From the wastewater industry’s perspective, understanding why the current labeling efforts are not doing their job is a top priority in its work with INDA.
“The labels are not doing their job and they are not working as well as they should because they are often not being placed in the right area,” ClaudioTernieden, director of government affairs, Water Environment Federation (WEF) explains. This concern was discussed the April meeting of Wastewater representatives and INDA members to review the current Code of Practice and develop improvements, now under consideration.
“Wipes definitely are contributing to the problems in our infrastructure. It is true that they are not all marketed as “flushable” but there are definitely wipes that are not dispersing and causing problems,” adds Terneiden. “From the wastewater industry’s perspective, the main goal is to see that any wipe flushed down the toilet are engineered to disperse or decompose before they hit the sewer system.”
To help keep these wipes out of the toilet, the draft updated Code of Practice proposes that all baby wipes—whether they pass the flushability test or not—not be marketed as “Flushable” and carry the “Do Not Flush” symbol on the front of the package. This proposal intends to reduce consumer confusion about what to flush and to keep the toilet from becoming a trash can, explains Rousse.
“Baby wipes are the biggest source of confusion,” he says. “They are the biggest segment of the premoistened wipes sector and they are causing a lot of concern since it is known that they will come in contact with wastes from a baby, some assume they can be used on adults. With no message to the contrary facing the consumer, confusion exists and baby wipes are often misused as moist toilet tissue. The data shows this is occurring and we believe that our industry needs to recognize this problem and take responsible action to address this consumer confusion.”
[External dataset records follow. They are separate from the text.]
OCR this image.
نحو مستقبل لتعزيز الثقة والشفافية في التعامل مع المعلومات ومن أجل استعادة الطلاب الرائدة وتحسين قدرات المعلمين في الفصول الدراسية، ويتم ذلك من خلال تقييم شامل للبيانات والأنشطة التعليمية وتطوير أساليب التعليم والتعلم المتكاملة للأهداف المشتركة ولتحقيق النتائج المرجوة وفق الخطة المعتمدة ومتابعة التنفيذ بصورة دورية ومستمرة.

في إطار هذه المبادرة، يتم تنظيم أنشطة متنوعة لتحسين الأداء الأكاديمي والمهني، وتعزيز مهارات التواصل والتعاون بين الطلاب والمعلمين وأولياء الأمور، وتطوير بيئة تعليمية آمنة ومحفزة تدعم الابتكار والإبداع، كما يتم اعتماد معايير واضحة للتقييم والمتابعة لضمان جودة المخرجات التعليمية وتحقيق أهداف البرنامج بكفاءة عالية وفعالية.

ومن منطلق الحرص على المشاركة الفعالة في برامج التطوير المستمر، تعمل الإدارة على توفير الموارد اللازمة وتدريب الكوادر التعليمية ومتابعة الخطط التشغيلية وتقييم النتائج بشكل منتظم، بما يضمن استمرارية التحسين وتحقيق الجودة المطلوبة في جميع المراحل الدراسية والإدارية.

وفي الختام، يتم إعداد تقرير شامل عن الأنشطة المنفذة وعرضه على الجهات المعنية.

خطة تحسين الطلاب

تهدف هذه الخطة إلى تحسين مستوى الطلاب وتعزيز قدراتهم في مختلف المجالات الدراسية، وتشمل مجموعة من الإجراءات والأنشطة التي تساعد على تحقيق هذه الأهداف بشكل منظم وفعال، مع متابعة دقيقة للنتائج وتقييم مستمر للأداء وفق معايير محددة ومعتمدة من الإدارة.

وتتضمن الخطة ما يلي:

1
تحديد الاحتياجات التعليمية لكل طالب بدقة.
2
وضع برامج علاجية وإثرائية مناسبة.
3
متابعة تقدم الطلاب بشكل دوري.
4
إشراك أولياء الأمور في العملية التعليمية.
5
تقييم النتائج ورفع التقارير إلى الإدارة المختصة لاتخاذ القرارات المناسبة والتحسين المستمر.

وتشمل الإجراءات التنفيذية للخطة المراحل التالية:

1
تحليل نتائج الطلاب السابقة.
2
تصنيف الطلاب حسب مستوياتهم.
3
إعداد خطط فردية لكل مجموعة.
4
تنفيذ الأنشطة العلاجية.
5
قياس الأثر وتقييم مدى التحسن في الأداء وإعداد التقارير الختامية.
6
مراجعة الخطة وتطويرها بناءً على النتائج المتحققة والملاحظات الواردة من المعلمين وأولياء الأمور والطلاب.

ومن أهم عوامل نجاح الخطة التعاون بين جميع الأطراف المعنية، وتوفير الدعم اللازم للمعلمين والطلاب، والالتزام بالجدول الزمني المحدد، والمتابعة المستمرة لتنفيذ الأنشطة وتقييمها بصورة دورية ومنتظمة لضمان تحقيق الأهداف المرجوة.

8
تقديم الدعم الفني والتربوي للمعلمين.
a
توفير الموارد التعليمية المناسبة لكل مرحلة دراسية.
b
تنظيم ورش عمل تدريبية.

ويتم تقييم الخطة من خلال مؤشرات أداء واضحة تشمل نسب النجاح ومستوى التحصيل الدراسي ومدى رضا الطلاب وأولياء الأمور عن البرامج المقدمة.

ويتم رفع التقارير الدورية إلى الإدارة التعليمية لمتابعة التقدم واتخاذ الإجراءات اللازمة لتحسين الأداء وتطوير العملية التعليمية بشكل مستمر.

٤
Even though they are not typically not marketed as flushable, baby wipes are under the most scrutiny because consumer confusion of usage and disposal. According to informal survey data, as many as 30% of baby wipes users admit to occasionally flushing baby wipes and 10% flush them regularly. Even this small percentage being flushed could have an impact.
“Baby wipes are the largest single category of moist wipes so there is a lot of tonnage there,” Rousse adds. “Marketing them as “Flushable” and redirecting the disposable of them from the waste basket to the toilet would be compounding the problems because of their pure mass, even if the volume lost its wet strength quickly.”
Real World Tests
While labeling efforts will help alleviate some sewage problems, the wastewater industry continues to have concerns over the testing criteria in place under the third edition of the guidelines, which was adopted about 18 months ago. Ternieden says that the conditions put forth in the slosh box and municipal test pump (MPT) tests do not mimic real world conditions, meaning that a wipe could disperse under these lab type conditions but not in an actual sewer system.
“It has been our position that the tests contained in the GD3 are not effective—at least not the slosh box or the municipal test pump (MTP) are not effective,” he says. “The bottom line of our argument is that the GD4 tests need to reinvent the real circumstances of the sewer system. The tests right now are lab tests and they way they are implemented they do not represent how the wipes behave in the sewer system themselves.”
For that purpose, the WEF’s work with INDA to reevaluate testing methods is a top priority for the GD4. This joint group has been working on GD4 for 18 months and expect to have agreement by year end. For the slosh box test, the joint group is in discussions on moving significantly to a procedure that more closely emulates the condition in the sewers, a challenge because all sewers are designed and operate differently, while an upgraded—and more effective—version of the MPT test is currently under review.
“Lower energy and lower water volumes seem to be more similar to many similar sewers so we are moving in that direction,” he says. “I think we can get there.”